I agree with you. Sure, they may run a special now and then but their everyday prices are insane. They have advertisments in our local newspaper every weekend in the coupon section. Yea, you can order those for a resonable price but then you get an envelope in the mail with 4 or 5 coins, maybe a common wheatie, a silver war nickel, a worn Merc dime and maybe a Silver Eagle. All of this for close to $40 dollars. This is what I got after I joined their Silver Dollar program once. I have absolutely no interest in spending $40 dollars for maybe $25 dollars worth of coins. A total waste of my time and money. Of course, this is just my opinion.
I did the coins in the mail thing, but I only did it because I thought it would be fun to see some new coins, if not maybe buy some of them if the prices were reasonable. They weren't, and not only that, I had to pay the shipping back to them.
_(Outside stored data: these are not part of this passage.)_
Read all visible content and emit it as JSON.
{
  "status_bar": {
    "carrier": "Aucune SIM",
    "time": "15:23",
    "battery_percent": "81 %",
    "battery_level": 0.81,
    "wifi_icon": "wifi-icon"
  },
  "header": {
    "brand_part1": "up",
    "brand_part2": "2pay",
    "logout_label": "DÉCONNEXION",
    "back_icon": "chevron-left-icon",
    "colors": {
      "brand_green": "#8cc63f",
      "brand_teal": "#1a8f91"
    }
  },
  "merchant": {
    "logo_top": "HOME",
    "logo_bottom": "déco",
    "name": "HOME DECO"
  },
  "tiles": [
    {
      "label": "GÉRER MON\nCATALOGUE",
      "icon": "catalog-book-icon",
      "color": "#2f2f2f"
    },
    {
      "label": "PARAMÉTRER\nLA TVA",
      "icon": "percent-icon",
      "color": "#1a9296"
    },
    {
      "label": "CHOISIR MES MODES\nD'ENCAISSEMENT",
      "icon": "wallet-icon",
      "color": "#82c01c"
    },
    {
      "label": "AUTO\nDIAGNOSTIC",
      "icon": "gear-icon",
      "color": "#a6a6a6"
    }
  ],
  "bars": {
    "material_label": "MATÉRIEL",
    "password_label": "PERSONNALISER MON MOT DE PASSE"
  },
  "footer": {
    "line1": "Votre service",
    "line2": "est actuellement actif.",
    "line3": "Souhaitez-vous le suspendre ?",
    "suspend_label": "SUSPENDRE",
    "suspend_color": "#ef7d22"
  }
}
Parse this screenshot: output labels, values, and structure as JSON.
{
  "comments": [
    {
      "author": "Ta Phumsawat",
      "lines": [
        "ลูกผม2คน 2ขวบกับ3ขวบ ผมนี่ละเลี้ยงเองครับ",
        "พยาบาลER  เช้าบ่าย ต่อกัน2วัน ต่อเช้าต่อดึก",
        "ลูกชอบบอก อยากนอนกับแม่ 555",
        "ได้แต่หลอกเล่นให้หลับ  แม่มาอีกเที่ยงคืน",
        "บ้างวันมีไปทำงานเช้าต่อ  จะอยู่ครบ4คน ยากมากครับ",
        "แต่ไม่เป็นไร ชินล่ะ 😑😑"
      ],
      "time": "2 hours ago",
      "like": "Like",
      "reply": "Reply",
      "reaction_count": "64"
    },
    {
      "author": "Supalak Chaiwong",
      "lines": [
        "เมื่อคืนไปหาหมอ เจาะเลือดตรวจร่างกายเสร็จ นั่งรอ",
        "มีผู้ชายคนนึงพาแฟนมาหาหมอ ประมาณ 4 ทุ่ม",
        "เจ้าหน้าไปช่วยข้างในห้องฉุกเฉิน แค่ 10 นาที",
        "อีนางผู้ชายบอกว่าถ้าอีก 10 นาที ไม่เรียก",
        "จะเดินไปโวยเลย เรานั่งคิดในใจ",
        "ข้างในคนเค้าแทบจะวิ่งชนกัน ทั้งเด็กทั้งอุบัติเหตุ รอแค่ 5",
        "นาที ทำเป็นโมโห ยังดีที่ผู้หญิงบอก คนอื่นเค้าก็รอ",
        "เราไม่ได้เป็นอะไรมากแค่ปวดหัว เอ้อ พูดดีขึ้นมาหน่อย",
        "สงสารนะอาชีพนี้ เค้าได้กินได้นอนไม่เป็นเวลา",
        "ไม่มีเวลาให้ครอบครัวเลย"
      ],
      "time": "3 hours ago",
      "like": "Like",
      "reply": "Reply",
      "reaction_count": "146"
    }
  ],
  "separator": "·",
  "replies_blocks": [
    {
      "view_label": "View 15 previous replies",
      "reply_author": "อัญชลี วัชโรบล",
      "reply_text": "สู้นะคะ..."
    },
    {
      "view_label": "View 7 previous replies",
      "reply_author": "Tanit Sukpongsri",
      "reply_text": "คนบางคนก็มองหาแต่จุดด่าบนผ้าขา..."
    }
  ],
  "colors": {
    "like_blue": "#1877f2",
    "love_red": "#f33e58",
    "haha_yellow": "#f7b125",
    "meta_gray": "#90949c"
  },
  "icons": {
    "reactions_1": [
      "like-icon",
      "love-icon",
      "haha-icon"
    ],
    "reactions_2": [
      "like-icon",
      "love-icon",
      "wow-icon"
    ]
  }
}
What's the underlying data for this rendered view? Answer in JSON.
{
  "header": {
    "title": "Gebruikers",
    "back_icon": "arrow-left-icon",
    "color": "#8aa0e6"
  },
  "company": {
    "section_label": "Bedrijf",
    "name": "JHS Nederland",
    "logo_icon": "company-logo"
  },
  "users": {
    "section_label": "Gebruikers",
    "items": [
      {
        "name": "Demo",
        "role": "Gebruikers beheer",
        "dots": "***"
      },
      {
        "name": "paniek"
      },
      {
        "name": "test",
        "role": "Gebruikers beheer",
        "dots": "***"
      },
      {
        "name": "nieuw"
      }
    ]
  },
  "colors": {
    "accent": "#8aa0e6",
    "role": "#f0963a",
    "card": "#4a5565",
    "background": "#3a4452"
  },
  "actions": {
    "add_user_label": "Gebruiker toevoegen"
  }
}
The only time I can see it being profitable is if they advertise a free coin with the first shipment, with which, for me at least, came with free shipping back. I made sure they knew that I was unhappy when I had to pay to ship it back.:loud:
Everyone is missing the point on this. The idea is to get the 1-6 year old demographic interested, thus building the foundation for a future generation of collectors. Of stuffed bears, at least. Hopefully the coins are well attached so that they can't be torn off and swallowed.
I suppose if I had a bunch of them to sell, I'd be telling you the same thing. Yes, but they're not "market acceptible". Don't doubt for a minute that they wouldn't, if they thought there was a big enough market.